In this wordless tale, a chosen family forms.
As a child washes breakfast dishes, their harried grandparent exits the kitchen directly into a general store, revealing that they live in rooms behind their shop. Upstairs, a rental apartment sits empty, rejected by prospective tenants, until a new couple looks past its grubby, run-down state. With elbow grease and enthusiasm, they fix peeling wallpaper, cracking plaster, and cabinets hanging off hinges. They also give the shop’s exterior a new coat of paint and share in running it, easing the grandparent’s workload and spirits. A new family of four is born. Leng uses unbordered panels, sometimes full-page, sometimes small and square, sometimes horizontal.

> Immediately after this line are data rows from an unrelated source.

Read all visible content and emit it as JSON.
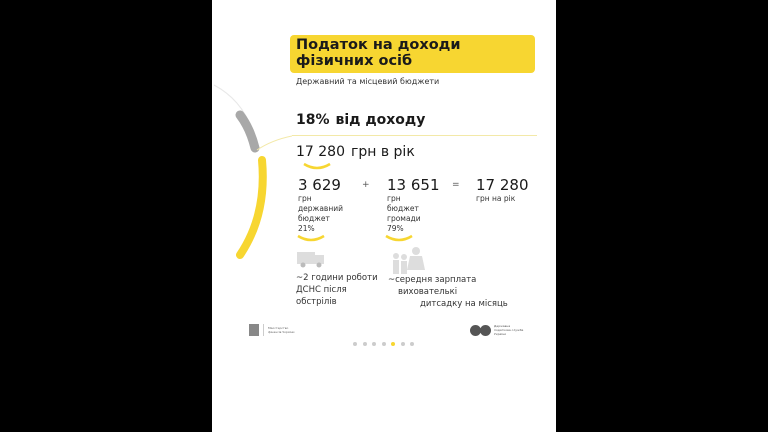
{
  "title": "Податок на доходи фізичних осіб",
  "subtitle": "Державний та місцевий бюджети",
  "rate": {
    "percent": "18%",
    "label": "від доходу"
  },
  "annual": {
    "amount": "17 280",
    "label": "грн в рік"
  },
  "breakdown": {
    "state": {
      "amount": "3 629",
      "unit": "грн",
      "label1": "державний",
      "label2": "бюджет",
      "share": "21%"
    },
    "plus": "+",
    "community": {
      "amount": "13 651",
      "unit": "грн",
      "label1": "бюджет",
      "label2": "громади",
      "share": "79%"
    },
    "equals": "=",
    "total": {
      "amount": "17 280",
      "unit": "грн на рік"
    }
  },
  "equivalents": {
    "state": {
      "icon": "fire-truck-icon",
      "line1": "~2 години роботи",
      "line2": "ДСНС після",
      "line3": "обстрілів"
    },
    "community": {
      "icon": "family-icon",
      "line1": "~середня зарплата",
      "line2": "вихователькі",
      "line3": "дитсадку на місяць"
    }
  },
  "footer": {
    "left_logo": "Міністерство фінансів України",
    "right_logo": "Державна податкова служба України",
    "pagination": {
      "total": 7,
      "active": 5
    }
  },
  "colors": {
    "accent": "#f7d631",
    "gray": "#a8a8a8"
  }
}
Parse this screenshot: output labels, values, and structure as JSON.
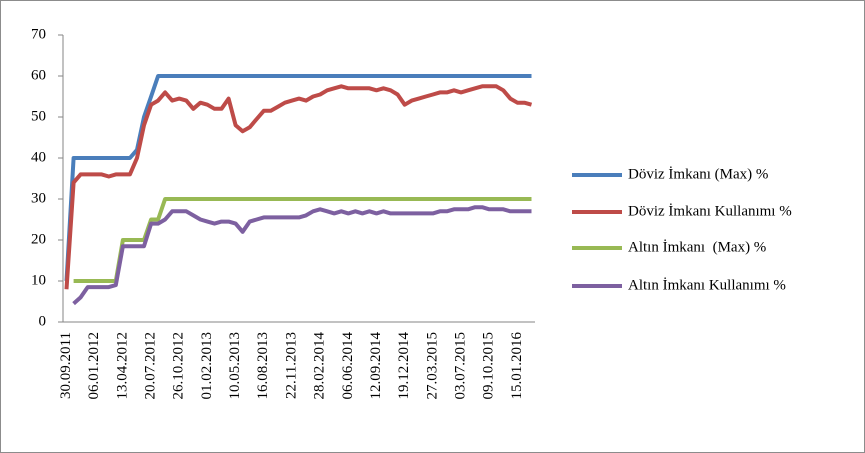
{
  "chart_data": {
    "type": "line",
    "categories": [
      "30.09.2011",
      null,
      null,
      null,
      "06.01.2012",
      null,
      null,
      null,
      "13.04.2012",
      null,
      null,
      null,
      "20.07.2012",
      null,
      null,
      null,
      "26.10.2012",
      null,
      null,
      null,
      "01.02.2013",
      null,
      null,
      null,
      "10.05.2013",
      null,
      null,
      null,
      "16.08.2013",
      null,
      null,
      null,
      "22.11.2013",
      null,
      null,
      null,
      "28.02.2014",
      null,
      null,
      null,
      "06.06.2014",
      null,
      null,
      null,
      "12.09.2014",
      null,
      null,
      null,
      "19.12.2014",
      null,
      null,
      null,
      "27.03.2015",
      null,
      null,
      null,
      "03.07.2015",
      null,
      null,
      null,
      "09.10.2015",
      null,
      null,
      null,
      "15.01.2016",
      null,
      null
    ],
    "series": [
      {
        "name": "Döviz İmkanı (Max) %",
        "color": "#4a7ebb",
        "values": [
          10,
          40,
          40,
          40,
          40,
          40,
          40,
          40,
          40,
          40,
          42,
          50,
          55,
          60,
          60,
          60,
          60,
          60,
          60,
          60,
          60,
          60,
          60,
          60,
          60,
          60,
          60,
          60,
          60,
          60,
          60,
          60,
          60,
          60,
          60,
          60,
          60,
          60,
          60,
          60,
          60,
          60,
          60,
          60,
          60,
          60,
          60,
          60,
          60,
          60,
          60,
          60,
          60,
          60,
          60,
          60,
          60,
          60,
          60,
          60,
          60,
          60,
          60,
          60,
          60,
          60,
          60
        ]
      },
      {
        "name": "Döviz İmkanı Kullanımı %",
        "color": "#be4b48",
        "values": [
          8,
          34,
          36,
          36,
          36,
          36,
          35.5,
          36,
          36,
          36,
          40,
          48,
          53,
          54,
          56,
          54,
          54.5,
          54,
          52,
          53.5,
          53,
          52,
          52,
          54.5,
          48,
          46.5,
          47.5,
          49.5,
          51.5,
          51.5,
          52.5,
          53.5,
          54,
          54.5,
          54,
          55,
          55.5,
          56.5,
          57,
          57.5,
          57,
          57,
          57,
          57,
          56.5,
          57,
          56.5,
          55.5,
          53,
          54,
          54.5,
          55,
          55.5,
          56,
          56,
          56.5,
          56,
          56.5,
          57,
          57.5,
          57.5,
          57.5,
          56.5,
          54.5,
          53.5,
          53.5,
          53
        ]
      },
      {
        "name": "Altın İmkanı  (Max) %",
        "color": "#98b954",
        "values": [
          null,
          10,
          10,
          10,
          10,
          10,
          10,
          10,
          20,
          20,
          20,
          20,
          25,
          25,
          30,
          30,
          30,
          30,
          30,
          30,
          30,
          30,
          30,
          30,
          30,
          30,
          30,
          30,
          30,
          30,
          30,
          30,
          30,
          30,
          30,
          30,
          30,
          30,
          30,
          30,
          30,
          30,
          30,
          30,
          30,
          30,
          30,
          30,
          30,
          30,
          30,
          30,
          30,
          30,
          30,
          30,
          30,
          30,
          30,
          30,
          30,
          30,
          30,
          30,
          30,
          30,
          30
        ]
      },
      {
        "name": "Altın İmkanı Kullanımı %",
        "color": "#7d60a0",
        "values": [
          null,
          4.5,
          6,
          8.5,
          8.5,
          8.5,
          8.5,
          9,
          18.5,
          18.5,
          18.5,
          18.5,
          24,
          24,
          25,
          27,
          27,
          27,
          26,
          25,
          24.5,
          24,
          24.5,
          24.5,
          24,
          22,
          24.5,
          25,
          25.5,
          25.5,
          25.5,
          25.5,
          25.5,
          25.5,
          26,
          27,
          27.5,
          27,
          26.5,
          27,
          26.5,
          27,
          26.5,
          27,
          26.5,
          27,
          26.5,
          26.5,
          26.5,
          26.5,
          26.5,
          26.5,
          26.5,
          27,
          27,
          27.5,
          27.5,
          27.5,
          28,
          28,
          27.5,
          27.5,
          27.5,
          27,
          27,
          27,
          27
        ]
      }
    ],
    "ylim": [
      0,
      70
    ],
    "yticks": [
      0,
      10,
      20,
      30,
      40,
      50,
      60,
      70
    ],
    "grid": false,
    "legend": "right"
  }
}
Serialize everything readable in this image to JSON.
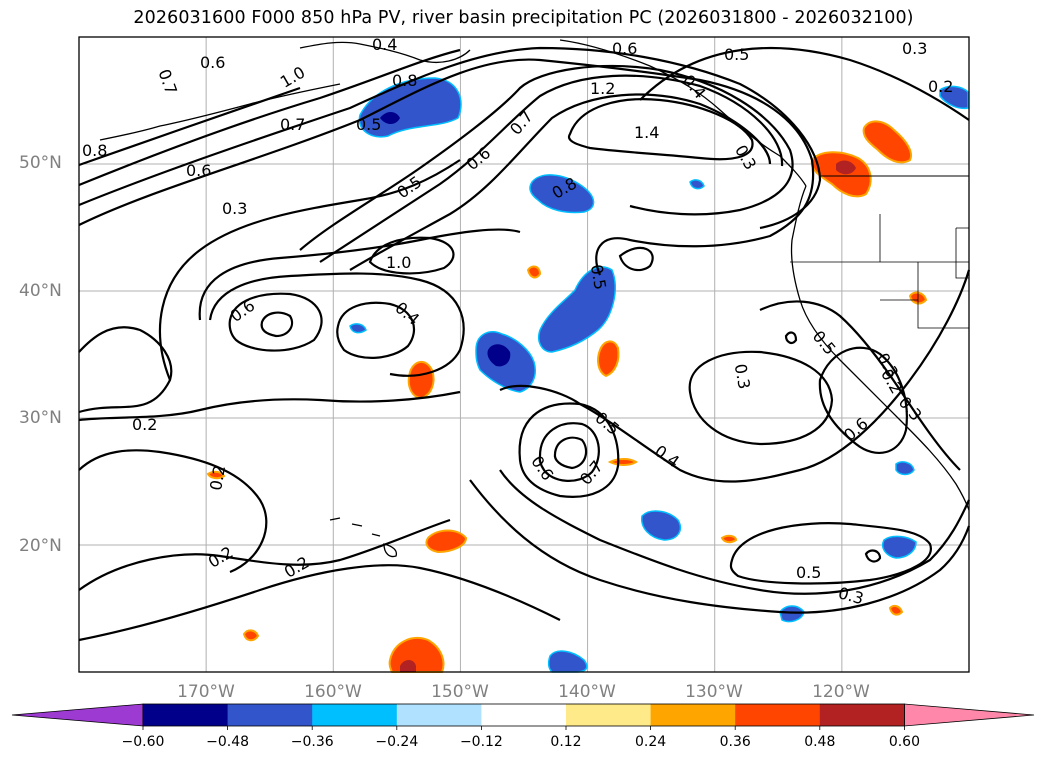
{
  "title": "2026031600 F000 850 hPa PV, river basin precipitation PC (2026031800 - 2026032100)",
  "map": {
    "lat_range_deg": [
      10,
      60
    ],
    "lon_range_deg": [
      -180,
      -110
    ],
    "lat_labels": [
      "50°N",
      "40°N",
      "30°N",
      "20°N"
    ],
    "lon_labels": [
      "170°W",
      "160°W",
      "150°W",
      "140°W",
      "130°W",
      "120°W"
    ],
    "contour_labels": [
      "0.4",
      "0.6",
      "0.7",
      "0.6",
      "0.8",
      "1.0",
      "0.7",
      "0.8",
      "0.5",
      "0.6",
      "0.3",
      "0.5",
      "0.6",
      "0.7",
      "1.2",
      "1.4",
      "0.5",
      "0.3",
      "0.2",
      "0.4",
      "0.8",
      "1.0",
      "0.6",
      "0.4",
      "0.2",
      "0.2",
      "0.2",
      "0.2",
      "0.5",
      "0.4",
      "0.6",
      "0.7",
      "0.5",
      "0.3",
      "0.5",
      "0.3",
      "0.5",
      "0.3",
      "0.3",
      "0.6",
      "0.3",
      "0.2"
    ],
    "colors": {
      "gridline": "#b0b0b0",
      "contour": "#000000",
      "coast": "#000000"
    }
  },
  "colorbar": {
    "ticks": [
      "−0.60",
      "−0.48",
      "−0.36",
      "−0.24",
      "−0.12",
      "0.12",
      "0.24",
      "0.36",
      "0.48",
      "0.60"
    ],
    "colors": [
      "#9c3ad1",
      "#00008b",
      "#3355cc",
      "#00bfff",
      "#b0e2ff",
      "#ffffff",
      "#ffea8a",
      "#ffa500",
      "#ff4500",
      "#b22222",
      "#ff88aa"
    ]
  }
}
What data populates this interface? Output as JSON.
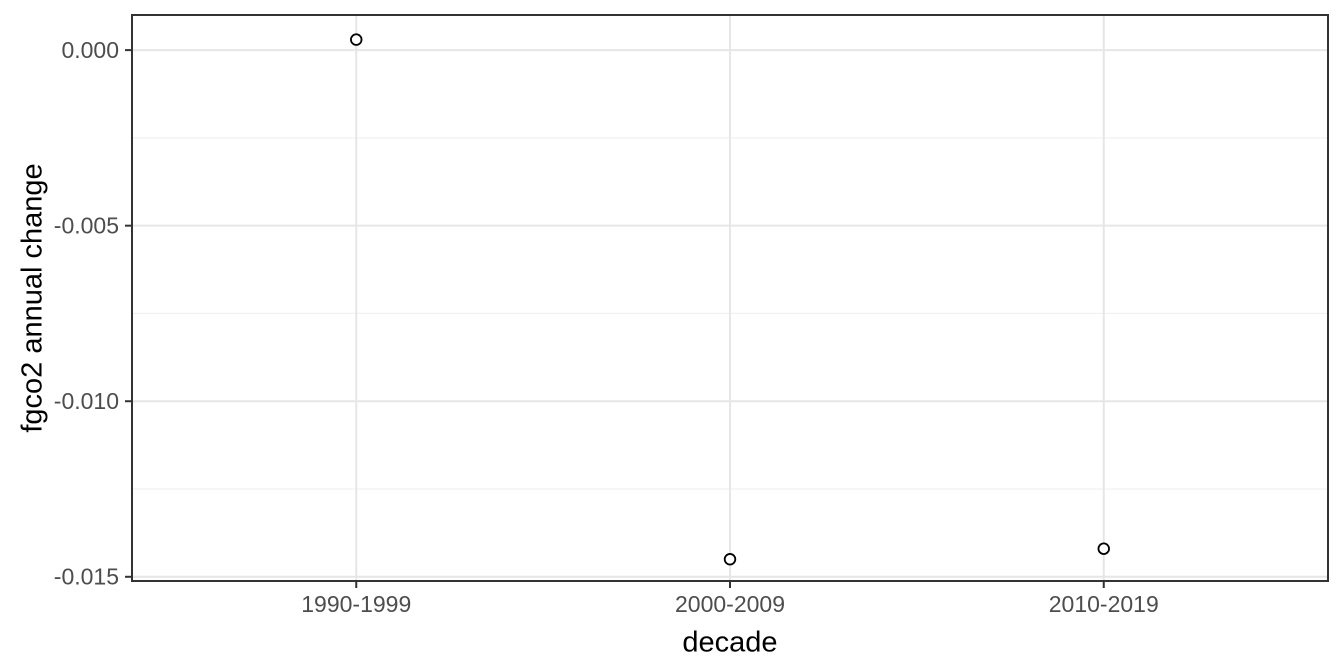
{
  "chart_data": {
    "type": "scatter",
    "xlabel": "decade",
    "ylabel": "fgco2 annual change",
    "categories": [
      "1990-1999",
      "2000-2009",
      "2010-2019"
    ],
    "values": [
      0.0003,
      -0.0145,
      -0.0142
    ],
    "ylim": [
      -0.01512,
      0.001
    ],
    "y_ticks": [
      {
        "value": 0.0,
        "label": "0.000"
      },
      {
        "value": -0.005,
        "label": "-0.005"
      },
      {
        "value": -0.01,
        "label": "-0.010"
      },
      {
        "value": -0.015,
        "label": "-0.015"
      }
    ],
    "grid": "major and minor horizontal, major vertical at categories",
    "legend": "none",
    "point_style": "open-circle"
  },
  "colors": {
    "background": "#ffffff",
    "panel_background": "#ffffff",
    "panel_border": "#333333",
    "grid_major": "#e6e6e6",
    "grid_minor": "#f1f1f1",
    "tick_mark": "#333333",
    "tick_label": "#4d4d4d",
    "axis_title": "#000000",
    "point_stroke": "#000000",
    "point_fill": "#ffffff"
  }
}
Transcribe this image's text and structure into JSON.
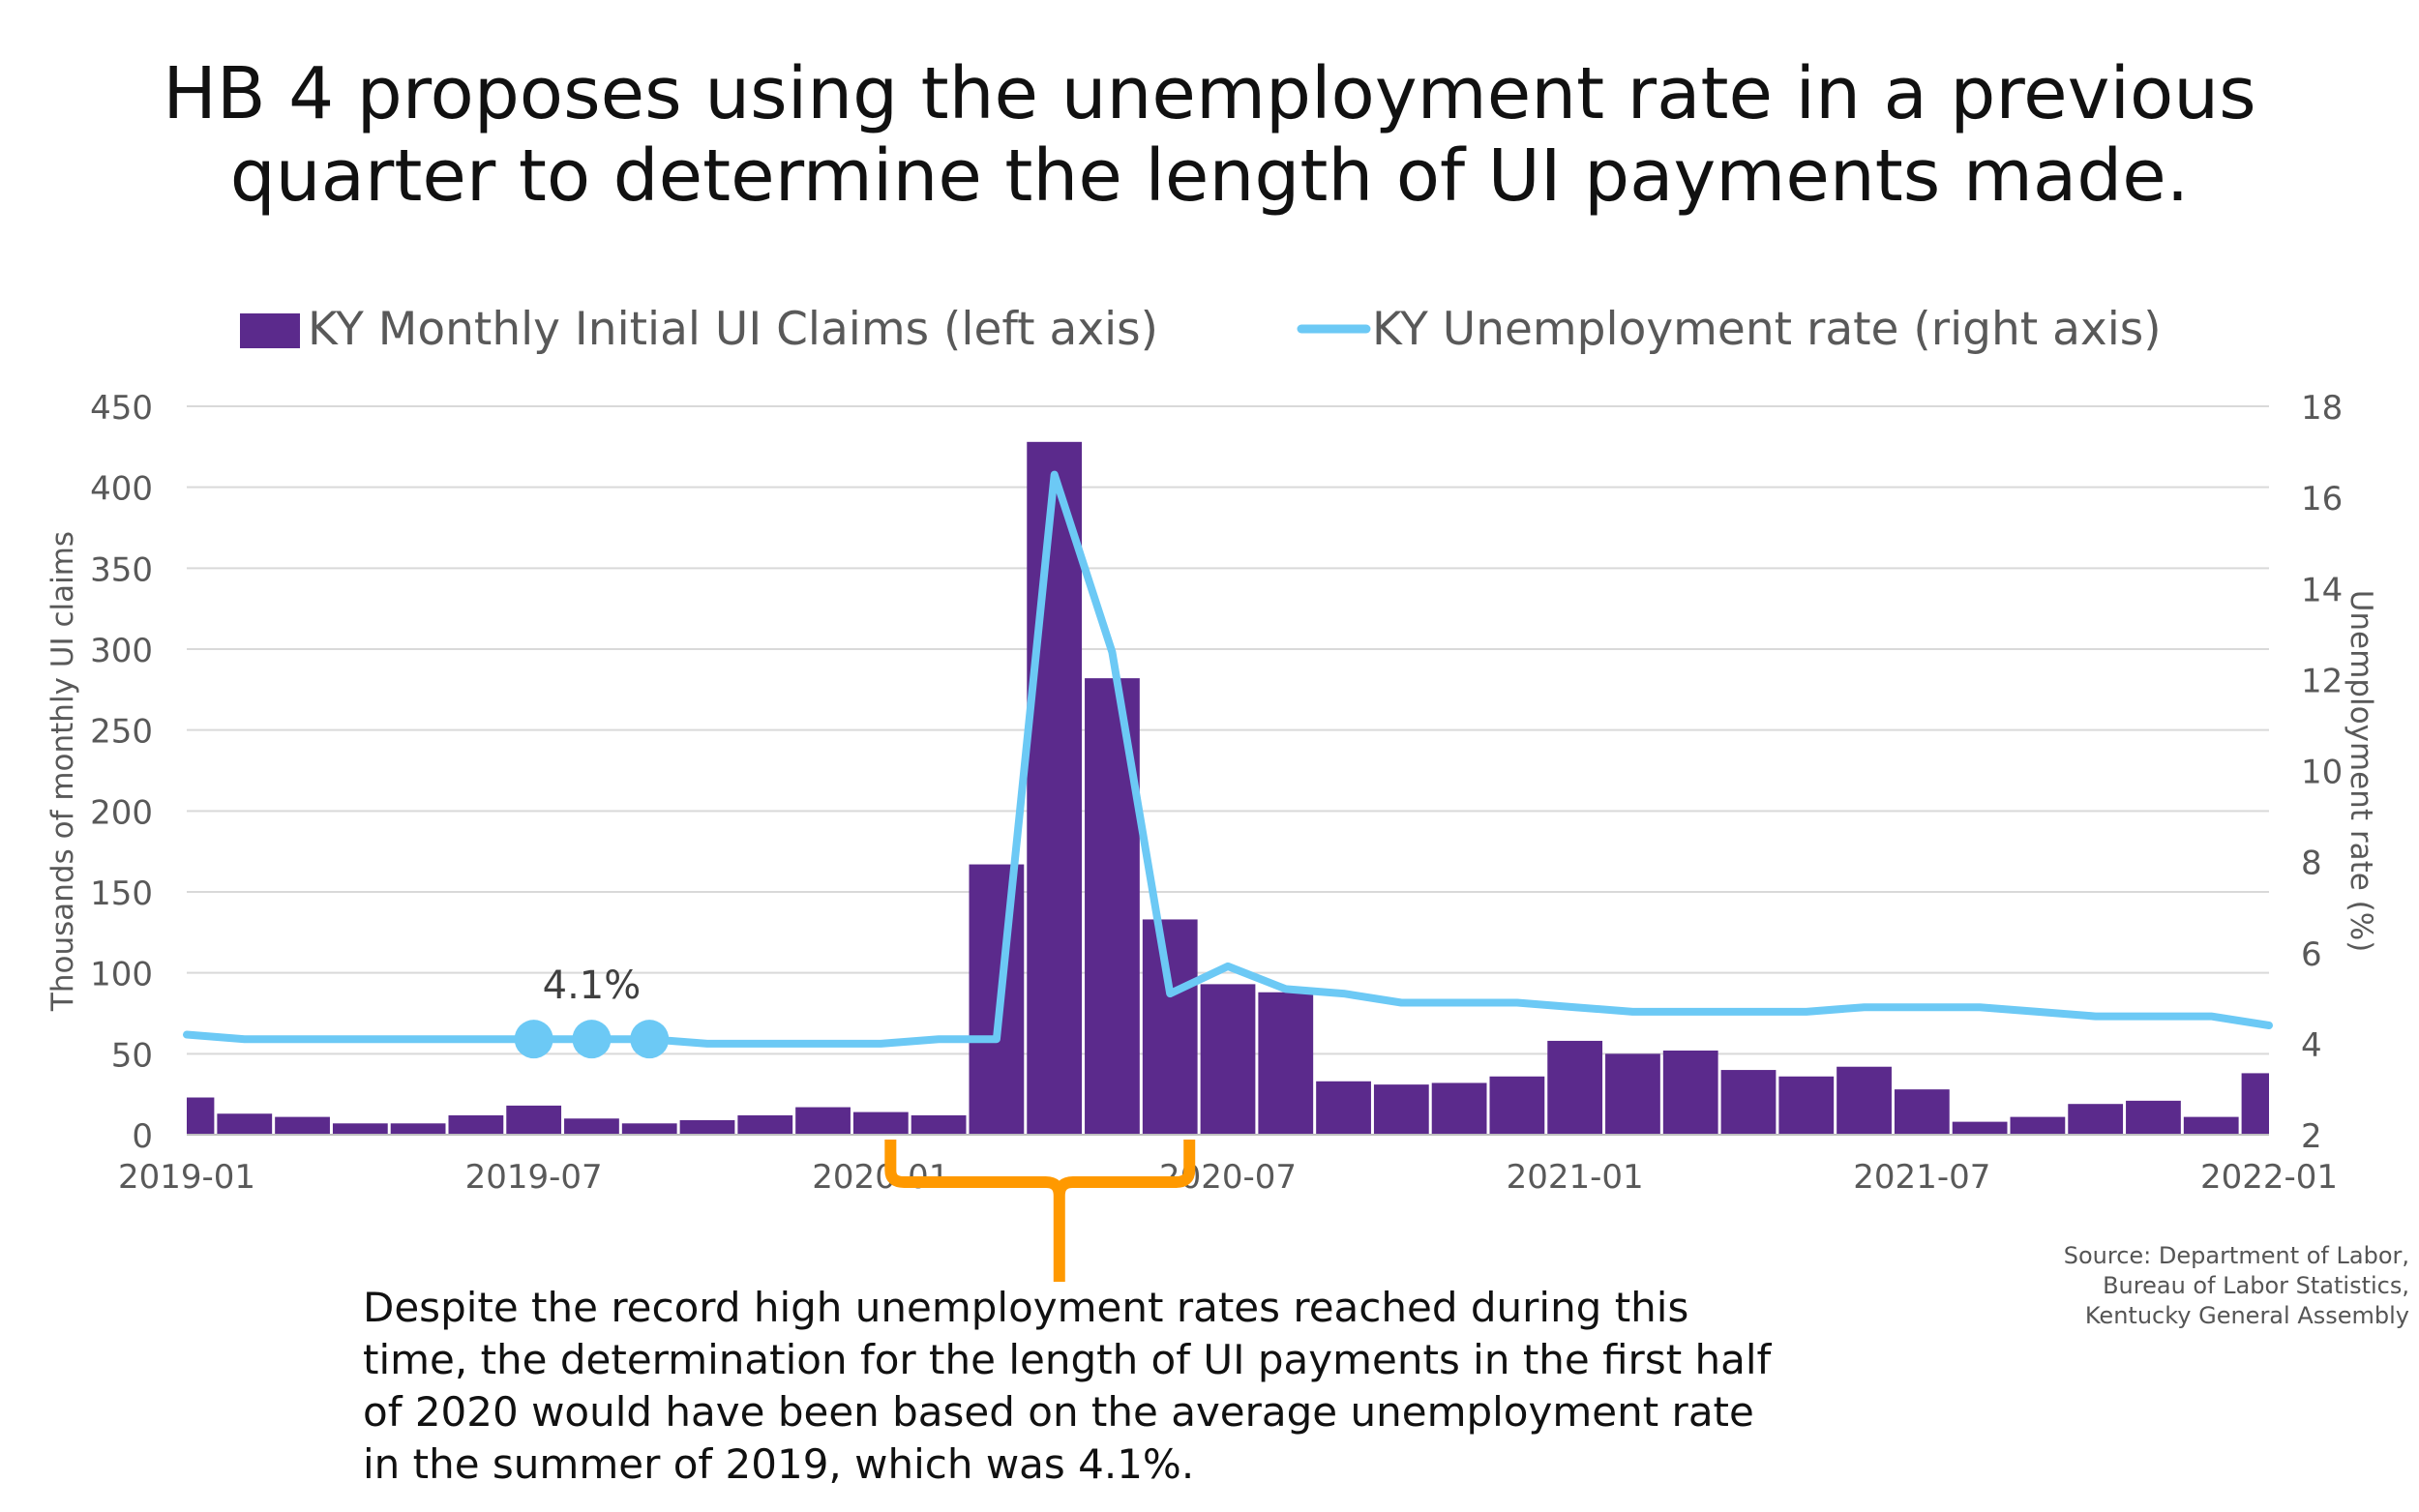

Her ink-and-watercolor paintings are gentle and dreamy, with a real beating heart. Child and grandparent are White; the new family members are an interracial couple, one brown-skinned (long hair, billowy skirt), one Asian-presenting (short hair, jeans). A few carefully placed pride rainbows make queerness explicit: a barely noticeable rainbow belt; a rainbow hat, tiny in a distance shot; and, finally, an unmistakable (and unprecedented for this shop) rainbow flag hanging outside the business at the very end. Careful readers may deduce that the Asian tenant is a transgender man, signaled through an extremely subtle plot point. Poverty and the child’s early loneliness are subtle too, but warmth never is.
A wordless, singing infusion of love and energy into a home.